CONTOUR ← Back to site
Build guide · Sheet 16 of 25

A trail atlas that redraws itself.

CONTOUR is one of 25 sites designed and built by Formwork to show web design, motion, and restraint. The hero is a living topographic map — real iso-contours computed live from a drifting noise field. Here is exactly how it was made.

The idea

The brief was cartographic: an expedition brand whose homepage feels like reading a map before a walk. Rather than a photo of a mountain, the mountain is generated and contoured on the fly — nested elevation rings that drift, breathe, and label their own altitude. Everything else — condensed Oswald headings, a Spectral serif for route names, mono for coordinates — is set on warm paper to frame that one moving surface.

The stack

The signature technique: marching squares

Each frame samples a scalar field onto a grid. For every cell — a square of four grid points — the four corners are tested against an iso-value. That gives a 4-bit case (0–15), and each case says which cell edges the contour crosses. Linearly interpolating the crossing point along each edge yields the line segment. Do that for ~17 iso-values and you have a topographic map; make every fourth one thicker and it reads as index contours.

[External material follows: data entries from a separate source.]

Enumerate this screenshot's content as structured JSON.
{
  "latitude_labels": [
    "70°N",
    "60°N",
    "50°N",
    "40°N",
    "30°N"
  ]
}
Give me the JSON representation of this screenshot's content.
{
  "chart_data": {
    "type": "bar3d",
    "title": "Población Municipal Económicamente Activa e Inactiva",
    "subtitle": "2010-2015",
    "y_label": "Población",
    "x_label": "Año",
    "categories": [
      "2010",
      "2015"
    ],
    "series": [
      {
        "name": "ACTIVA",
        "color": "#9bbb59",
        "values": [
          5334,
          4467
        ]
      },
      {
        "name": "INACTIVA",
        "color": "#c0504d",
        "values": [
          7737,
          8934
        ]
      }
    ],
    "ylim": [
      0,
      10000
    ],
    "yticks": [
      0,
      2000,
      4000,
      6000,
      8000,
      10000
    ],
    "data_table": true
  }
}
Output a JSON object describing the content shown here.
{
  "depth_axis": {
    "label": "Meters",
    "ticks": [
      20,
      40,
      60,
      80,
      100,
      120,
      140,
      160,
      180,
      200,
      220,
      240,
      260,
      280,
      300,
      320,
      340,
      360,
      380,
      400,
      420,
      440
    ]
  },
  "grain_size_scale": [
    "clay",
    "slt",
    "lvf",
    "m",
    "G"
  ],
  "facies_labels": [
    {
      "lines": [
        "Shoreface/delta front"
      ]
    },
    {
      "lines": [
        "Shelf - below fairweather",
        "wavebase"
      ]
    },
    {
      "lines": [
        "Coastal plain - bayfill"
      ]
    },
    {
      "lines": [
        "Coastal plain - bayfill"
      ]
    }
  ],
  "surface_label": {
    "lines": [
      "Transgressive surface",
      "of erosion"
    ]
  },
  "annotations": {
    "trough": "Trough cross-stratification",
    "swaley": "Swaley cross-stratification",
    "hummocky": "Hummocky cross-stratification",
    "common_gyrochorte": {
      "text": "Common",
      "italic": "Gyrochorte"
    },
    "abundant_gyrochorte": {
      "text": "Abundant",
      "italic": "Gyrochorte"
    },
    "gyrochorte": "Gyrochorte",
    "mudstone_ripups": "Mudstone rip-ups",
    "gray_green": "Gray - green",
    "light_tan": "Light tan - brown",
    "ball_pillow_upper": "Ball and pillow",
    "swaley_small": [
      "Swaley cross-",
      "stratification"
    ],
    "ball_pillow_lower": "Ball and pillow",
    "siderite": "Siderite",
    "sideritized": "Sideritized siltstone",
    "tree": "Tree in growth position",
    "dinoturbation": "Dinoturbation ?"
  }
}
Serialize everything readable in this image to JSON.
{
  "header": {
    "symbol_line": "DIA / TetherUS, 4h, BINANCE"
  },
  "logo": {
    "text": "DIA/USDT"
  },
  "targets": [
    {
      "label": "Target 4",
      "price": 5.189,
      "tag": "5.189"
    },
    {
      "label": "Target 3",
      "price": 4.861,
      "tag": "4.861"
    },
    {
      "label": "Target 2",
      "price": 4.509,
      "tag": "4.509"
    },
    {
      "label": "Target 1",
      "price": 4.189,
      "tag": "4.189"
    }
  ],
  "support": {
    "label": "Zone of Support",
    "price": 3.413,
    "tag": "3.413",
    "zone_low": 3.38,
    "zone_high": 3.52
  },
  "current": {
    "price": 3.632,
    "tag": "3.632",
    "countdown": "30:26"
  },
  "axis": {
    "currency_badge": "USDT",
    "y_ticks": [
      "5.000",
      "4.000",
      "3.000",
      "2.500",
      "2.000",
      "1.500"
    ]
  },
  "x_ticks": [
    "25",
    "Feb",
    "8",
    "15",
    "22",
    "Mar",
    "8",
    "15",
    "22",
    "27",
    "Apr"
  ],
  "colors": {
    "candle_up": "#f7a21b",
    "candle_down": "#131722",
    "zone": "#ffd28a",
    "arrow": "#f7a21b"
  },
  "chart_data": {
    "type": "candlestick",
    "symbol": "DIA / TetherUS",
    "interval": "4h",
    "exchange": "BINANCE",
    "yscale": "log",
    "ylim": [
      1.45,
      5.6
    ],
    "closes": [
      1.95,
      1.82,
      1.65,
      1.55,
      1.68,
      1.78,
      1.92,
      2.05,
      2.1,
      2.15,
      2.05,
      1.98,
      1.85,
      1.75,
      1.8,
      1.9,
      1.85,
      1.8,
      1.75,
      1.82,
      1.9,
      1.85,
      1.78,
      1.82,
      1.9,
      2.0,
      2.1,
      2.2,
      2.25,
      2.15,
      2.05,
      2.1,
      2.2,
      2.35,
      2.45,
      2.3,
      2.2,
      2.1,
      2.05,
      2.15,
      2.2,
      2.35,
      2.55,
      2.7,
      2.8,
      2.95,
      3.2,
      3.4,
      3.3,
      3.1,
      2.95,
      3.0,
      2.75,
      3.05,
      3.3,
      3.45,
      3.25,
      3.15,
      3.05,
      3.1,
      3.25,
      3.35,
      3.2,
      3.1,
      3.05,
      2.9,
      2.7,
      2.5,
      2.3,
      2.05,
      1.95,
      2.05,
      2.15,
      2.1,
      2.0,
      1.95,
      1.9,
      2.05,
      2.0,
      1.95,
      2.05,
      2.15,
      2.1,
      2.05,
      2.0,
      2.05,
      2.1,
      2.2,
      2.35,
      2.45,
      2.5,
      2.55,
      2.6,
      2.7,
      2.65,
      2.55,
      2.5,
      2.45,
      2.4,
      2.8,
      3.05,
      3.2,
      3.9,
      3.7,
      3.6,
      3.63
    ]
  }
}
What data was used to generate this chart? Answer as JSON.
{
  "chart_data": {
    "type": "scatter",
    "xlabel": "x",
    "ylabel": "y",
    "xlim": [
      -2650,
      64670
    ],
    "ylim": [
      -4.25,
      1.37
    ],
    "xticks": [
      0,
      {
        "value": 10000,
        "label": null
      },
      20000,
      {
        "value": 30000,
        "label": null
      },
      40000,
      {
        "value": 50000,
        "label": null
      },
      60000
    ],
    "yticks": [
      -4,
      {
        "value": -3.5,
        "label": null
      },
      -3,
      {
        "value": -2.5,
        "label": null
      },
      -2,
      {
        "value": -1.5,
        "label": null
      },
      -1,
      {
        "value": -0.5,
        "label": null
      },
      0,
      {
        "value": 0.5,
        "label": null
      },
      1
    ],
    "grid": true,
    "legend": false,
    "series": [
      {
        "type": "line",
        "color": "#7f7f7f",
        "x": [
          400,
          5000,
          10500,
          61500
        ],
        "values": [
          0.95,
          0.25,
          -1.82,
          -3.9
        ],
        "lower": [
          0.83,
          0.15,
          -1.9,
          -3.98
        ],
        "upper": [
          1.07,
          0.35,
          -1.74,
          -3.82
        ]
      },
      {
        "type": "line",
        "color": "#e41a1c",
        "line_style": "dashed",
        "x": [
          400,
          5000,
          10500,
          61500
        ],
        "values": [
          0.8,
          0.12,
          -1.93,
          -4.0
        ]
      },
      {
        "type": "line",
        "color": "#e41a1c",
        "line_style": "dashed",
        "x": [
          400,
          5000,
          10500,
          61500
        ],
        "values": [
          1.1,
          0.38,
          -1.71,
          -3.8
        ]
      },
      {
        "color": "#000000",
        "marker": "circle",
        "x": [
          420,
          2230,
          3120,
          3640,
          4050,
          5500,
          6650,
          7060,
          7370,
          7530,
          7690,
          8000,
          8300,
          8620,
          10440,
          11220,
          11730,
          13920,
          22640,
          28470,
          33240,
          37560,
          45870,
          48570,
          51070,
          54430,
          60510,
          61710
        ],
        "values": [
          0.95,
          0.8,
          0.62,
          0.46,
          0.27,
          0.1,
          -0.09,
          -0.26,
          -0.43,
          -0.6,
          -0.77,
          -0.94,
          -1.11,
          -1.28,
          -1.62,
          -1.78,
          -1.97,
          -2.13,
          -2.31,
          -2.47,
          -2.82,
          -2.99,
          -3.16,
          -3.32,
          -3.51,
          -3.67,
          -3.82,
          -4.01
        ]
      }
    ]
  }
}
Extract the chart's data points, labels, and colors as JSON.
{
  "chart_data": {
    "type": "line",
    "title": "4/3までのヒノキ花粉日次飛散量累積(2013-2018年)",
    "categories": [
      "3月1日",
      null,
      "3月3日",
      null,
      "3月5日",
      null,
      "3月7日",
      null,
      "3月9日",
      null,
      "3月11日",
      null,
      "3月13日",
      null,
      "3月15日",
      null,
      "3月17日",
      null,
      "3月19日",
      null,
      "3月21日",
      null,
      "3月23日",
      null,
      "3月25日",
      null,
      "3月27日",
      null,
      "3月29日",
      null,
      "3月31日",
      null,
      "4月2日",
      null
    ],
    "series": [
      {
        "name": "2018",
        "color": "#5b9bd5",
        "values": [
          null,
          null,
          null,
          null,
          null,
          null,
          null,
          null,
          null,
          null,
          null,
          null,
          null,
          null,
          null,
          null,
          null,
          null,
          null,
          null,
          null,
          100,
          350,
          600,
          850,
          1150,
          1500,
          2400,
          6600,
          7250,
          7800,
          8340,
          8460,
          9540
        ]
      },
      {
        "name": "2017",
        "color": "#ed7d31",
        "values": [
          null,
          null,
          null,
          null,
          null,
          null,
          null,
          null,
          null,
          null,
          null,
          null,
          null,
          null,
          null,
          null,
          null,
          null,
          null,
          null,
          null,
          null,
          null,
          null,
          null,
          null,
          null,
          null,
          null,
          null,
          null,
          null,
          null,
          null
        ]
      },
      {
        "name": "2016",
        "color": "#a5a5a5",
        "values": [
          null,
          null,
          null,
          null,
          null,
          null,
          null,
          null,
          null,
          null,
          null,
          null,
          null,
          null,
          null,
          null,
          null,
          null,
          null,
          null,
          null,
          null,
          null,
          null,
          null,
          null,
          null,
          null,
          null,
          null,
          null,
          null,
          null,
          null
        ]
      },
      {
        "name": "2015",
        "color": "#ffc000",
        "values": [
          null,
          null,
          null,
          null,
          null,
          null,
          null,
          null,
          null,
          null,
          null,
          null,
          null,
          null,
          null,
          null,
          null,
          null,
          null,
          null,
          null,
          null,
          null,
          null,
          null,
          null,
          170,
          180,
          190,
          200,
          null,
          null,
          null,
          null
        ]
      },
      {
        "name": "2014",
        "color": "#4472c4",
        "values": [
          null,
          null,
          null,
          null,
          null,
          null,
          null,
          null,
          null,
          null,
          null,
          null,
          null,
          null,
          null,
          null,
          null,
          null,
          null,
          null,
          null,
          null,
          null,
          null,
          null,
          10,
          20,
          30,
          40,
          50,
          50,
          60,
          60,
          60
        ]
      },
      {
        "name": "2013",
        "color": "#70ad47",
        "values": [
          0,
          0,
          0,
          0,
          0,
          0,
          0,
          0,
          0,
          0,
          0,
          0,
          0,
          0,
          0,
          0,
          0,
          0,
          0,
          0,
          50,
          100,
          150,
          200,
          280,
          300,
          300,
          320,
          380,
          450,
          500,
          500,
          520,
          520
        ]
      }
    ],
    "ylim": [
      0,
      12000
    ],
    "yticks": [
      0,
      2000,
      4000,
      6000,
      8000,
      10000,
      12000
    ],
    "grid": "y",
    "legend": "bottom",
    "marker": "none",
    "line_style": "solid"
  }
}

// four corners → 4-bit case → interpolated crossings
let idx = 0;
if (tl > L) idx |= 8; if (tr > L) idx |= 4;
if (br > L) idx |= 2; if (bl > L) idx |= 1;
const ax = x0 + sx*(L-tl)/(tr-tl);   // top edge X
const dy = y0 + sy*(L-tl)/(bl-tl);   // left edge Y
switch (idx) {
  case 7: case 8: seg(ax, ay, dx, dy); break;  // one corner cut
  case 3: case 12: seg(dx, dy, bx, by); break; // left→right
  // …14 cases, two saddles
}

The field itself is 3D value noise: sampling a slowly advancing z makes the terrain morph smoothly instead of teleporting, while a few Gaussian "peaks" with drifting centres guarantee the iconic nested rings. A tiny sine offset on every iso-value makes the whole map breathe. Labels are placed greedily along index contours and drawn with a paper-coloured halo — which is exactly how a paper map leaves a gap in the line for its numbers.

Details that matter

Ship it on GitHub Pages

Every site here is static, so hosting is three commands:

git init -b main && git add -A && git commit -m "ship"
gh repo create formwork-contour --public --source=. --push
gh api --method POST /repos/OWNER/formwork-contour/pages \
  -f 'source[branch]=main' -f 'source[path]=/'

Use relative paths (./main.js, not /main.js) because project Pages live under /repo-name/. Add an empty .nojekyll file so every asset serves verbatim.

That's the whole recipe: one contour engine, a little motion, strong type, and static hosting. The other 24 sites each swap the central technique — shaders, particles, kinetic type — but the discipline is the same.